Controversé ou adulé, pourquoi le groupe NewJeans fait-il autant parler ?
Nos reines du streaming et des théories de fans
Il s’est passé un peu plus de six mois depuis leur lancement, mais le girlband coréen NewJeans est déjà l’un des groupes les plus importants de l’industrie k-pop. Avec six (!!) titres classés simultanément dans les classements coréens et internationaux, les filles de NewJeans sont devenues un phénomène de société en un temps record.

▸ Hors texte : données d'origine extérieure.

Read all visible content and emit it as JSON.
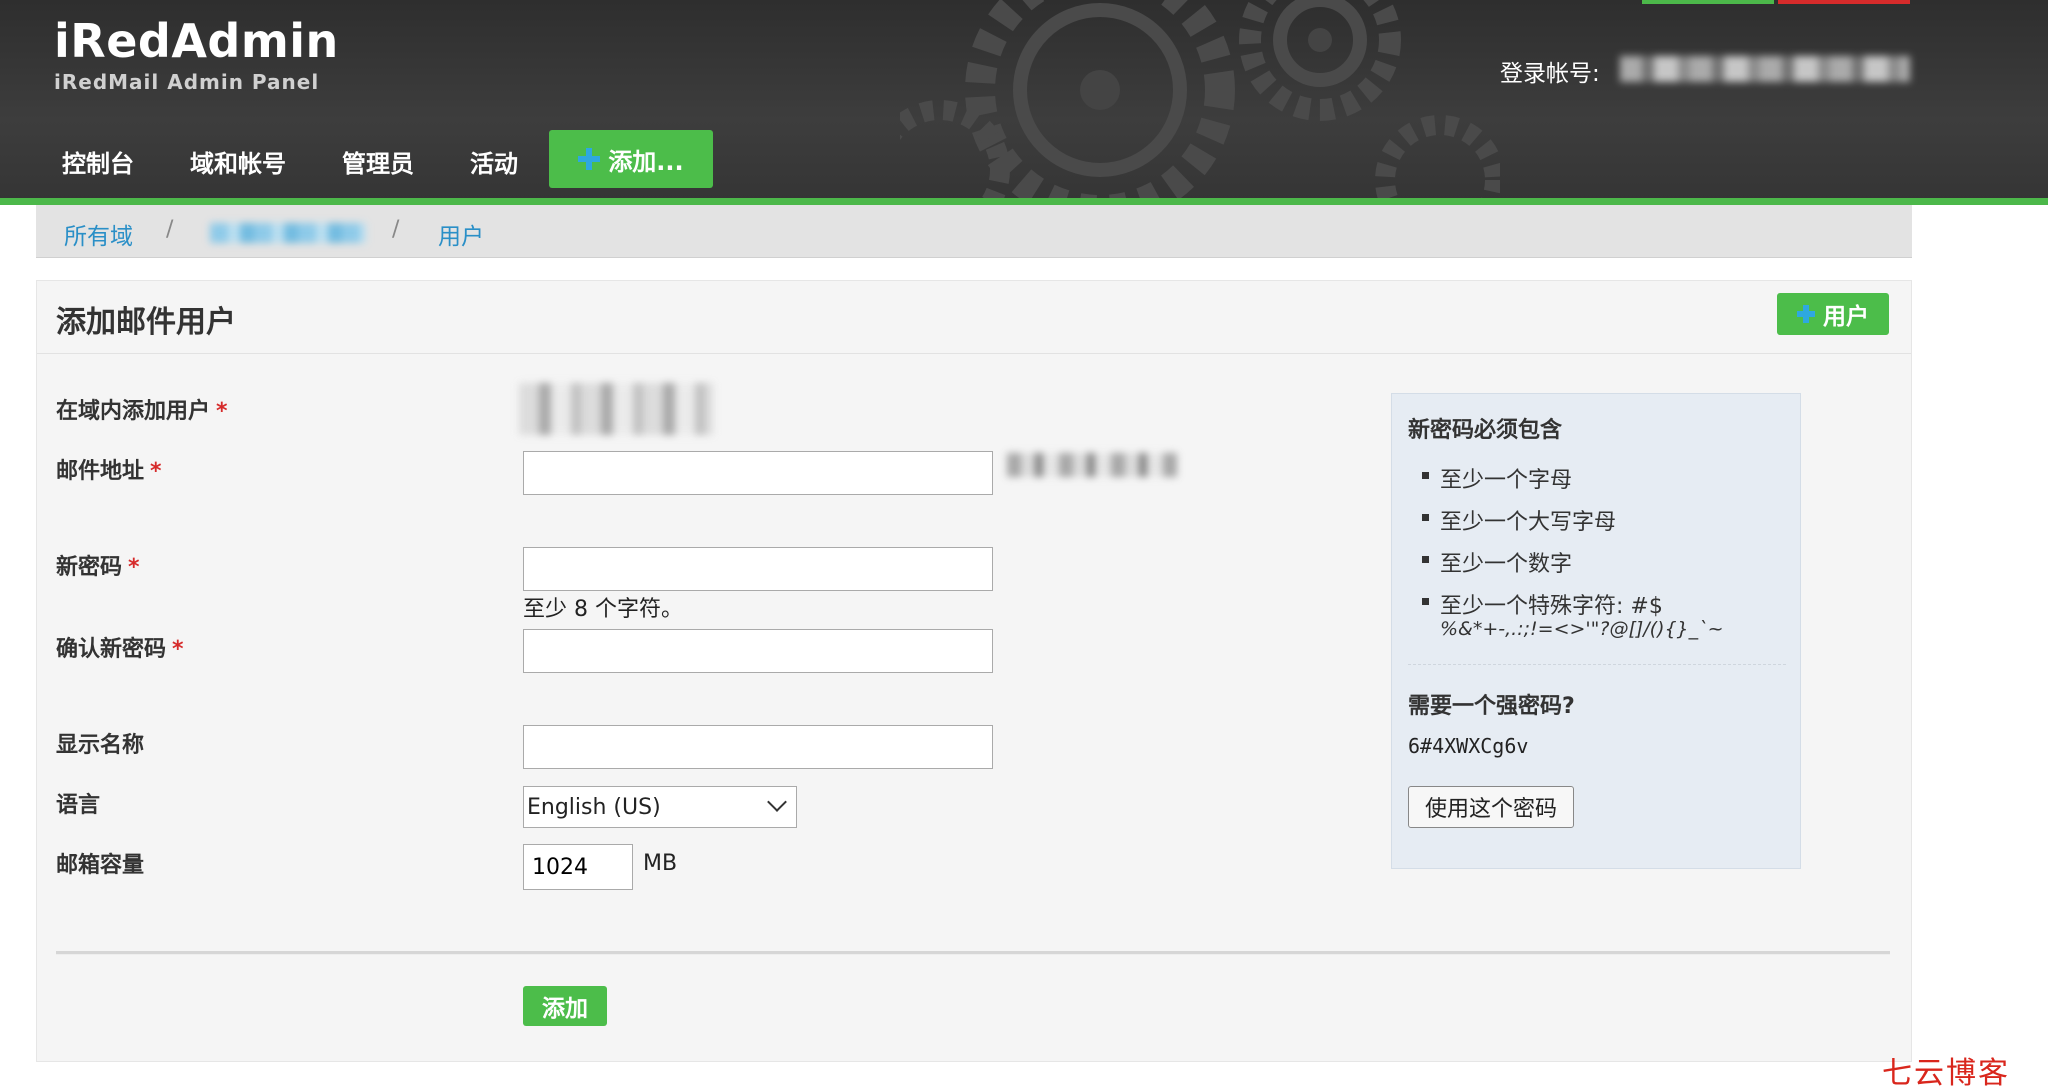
{
  "header": {
    "logo_title": "iRedAdmin",
    "logo_subtitle": "iRedMail Admin Panel",
    "login_label": "登录帐号:",
    "nav": [
      {
        "label": "控制台"
      },
      {
        "label": "域和帐号"
      },
      {
        "label": "管理员"
      },
      {
        "label": "活动"
      }
    ],
    "add_menu_label": "添加..."
  },
  "breadcrumb": {
    "all_domains": "所有域",
    "separator": "/",
    "users": "用户"
  },
  "page": {
    "title": "添加邮件用户",
    "add_user_button": "用户"
  },
  "form": {
    "domain_label": "在域内添加用户",
    "email_label": "邮件地址",
    "password_label": "新密码",
    "password_hint": "至少 8 个字符。",
    "confirm_label": "确认新密码",
    "display_name_label": "显示名称",
    "language_label": "语言",
    "language_value": "English (US)",
    "quota_label": "邮箱容量",
    "quota_value": "1024",
    "quota_unit": "MB",
    "required_mark": "*",
    "submit_label": "添加"
  },
  "password_rules": {
    "title": "新密码必须包含",
    "items": [
      "至少一个字母",
      "至少一个大写字母",
      "至少一个数字",
      "至少一个特殊字符: #$"
    ],
    "special_chars": "%&*+-,.:;!=<>'\"?@[]/(){}_`~",
    "strong_title": "需要一个强密码?",
    "strong_password": "6#4XWXCg6v",
    "use_button": "使用这个密码"
  },
  "watermark": "七云博客",
  "colors": {
    "accent_green": "#4cbd4a",
    "link_blue": "#2a8fc7",
    "required_red": "#d62b2b"
  }
}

C’est à dire que de mémoire de fan, on n’avait jamais vu un groupe de pop coréenne aussi singulièrement différent des autres. De loin, ce sont juste cinq (très) jeunes filles qui chantent et dansent sur les plateaux télé. Mais en y regardant de plus près, rien ne se passe tout à fait comme d’habitude avec la gestion de ce groupe.
Min Hee-jin, le cerveau
Au printemps et au début de l’été dernier, tous les fans de k-pop ont les yeux rivés sur l’actu d’un nouveau label : ADOR. Sous-division de HYBE (la célèbre maison de disques du groupe BTS), ADOR allait lancer son girlband, dont on ne connaissait ni le nom, ni les membres. Seule information sur ce mystérieux lancement : on connait très bien la présidente du label : Min Hee-jin.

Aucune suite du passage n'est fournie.